Extracellular vesicles (EVs) are a kind of exsomes secreted by cells, which all cells release them as part of their normal physiology and during acquired abnormalities. Extracellular vesicles (EVs) can be broadly divided into two categories by their sizes, and medium/large EVs (m/l EVs). As a kind of extracellular vesicle, small EVs (sEVs) are mostly discoid vesicles with diameters ranging from 40?nm to 200?nm, less than 200nm. The medium/large EVs (m/l EVs) are elliptical with a diameter more than 200nm. sEVs play a crucial role in intercellular communication and have emerged as important mediators in the development and progression of liver diseases.

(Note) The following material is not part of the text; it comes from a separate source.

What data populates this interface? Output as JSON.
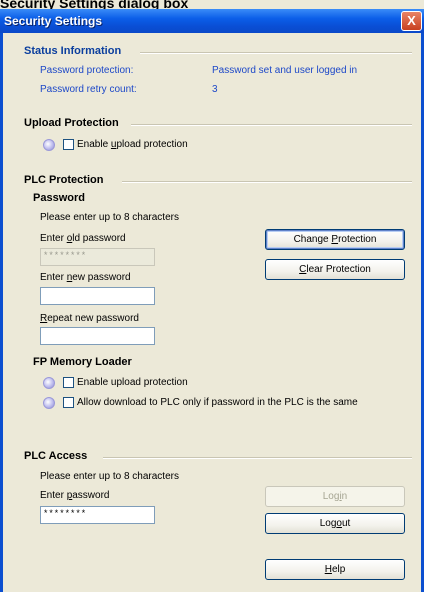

In this review, we discussed the current understanding of the role of sEVs, particularly non-coding RNA in non-alcoholic fatty liver disease (NAFLD) and their potential as diagnostic and therapeutic targets. sEVs are small membrane-bound particles secreted by cells, which fuse with plasma membrane and release to extracellular matrix. Depending on the cell of origin, sEVs ccould contain many cell constituents, including various DNA, RNA, lipids, metabolites, and cytosolic and cell-surface proteins, biomolecules. In addition, many RNA and DNA molecules contained by sEVs, such as mRNA, microRNA (miRNA), long noncoding RNA (lncRNA) and mitochondrial DNA (mtDNA), which can be transferred to recipient cells to effectively promote their biological response, physiological and pathological functions. Such sEVs-mediated responses can be disease promoting or restraining. The intrinsic properties of sEVs in regulating complex intracellular pathways has advanced their potential utility in the therapeutic control of many diseases. Recent studies reviewed here also indicate a functional, targeted, mechanism-driven accumulation of specific cellular components in sEVs, suggesting that they have a role in regulating intercellular communication. Many studies have also shown the involvement of sEVs’ noncoding RNA in controlling cell activities and their crucial functions in regulating lipid metabolism. sEVs noncoding RNAs (ncRNAs), including microRNAs (miRNAs), long noncoding RNAs (lncRNAs), and circular RNAs (circRNAs) regulate physiological functions and maintain lipid metabolism homeostasis. MicroRNAs (miRNA) are small non-coding RNA molecules that regulate posttranscriptional gene expression by repressing messenger RNA-targets. These circulating miRNAs are easily accessible, disease-specific and sensitive to small changes, which makes them ideal biomarkers for diagnostic, prognostic, predictive or monitoring purposes. Specific miRNA signatures can be reflective of disease status and development or indicators of poor treatment response in liver diseases. And lncRNAs have been shown to regulate gene expression by interacting with transcription factors or chromatin-modifying enzymes, which regulate gene expression by binding to target mRNAs. Then circRNAs contributed to NAFLD progression by acting as microRNA sponges, functional protein sponges, or novel templates for protein translation.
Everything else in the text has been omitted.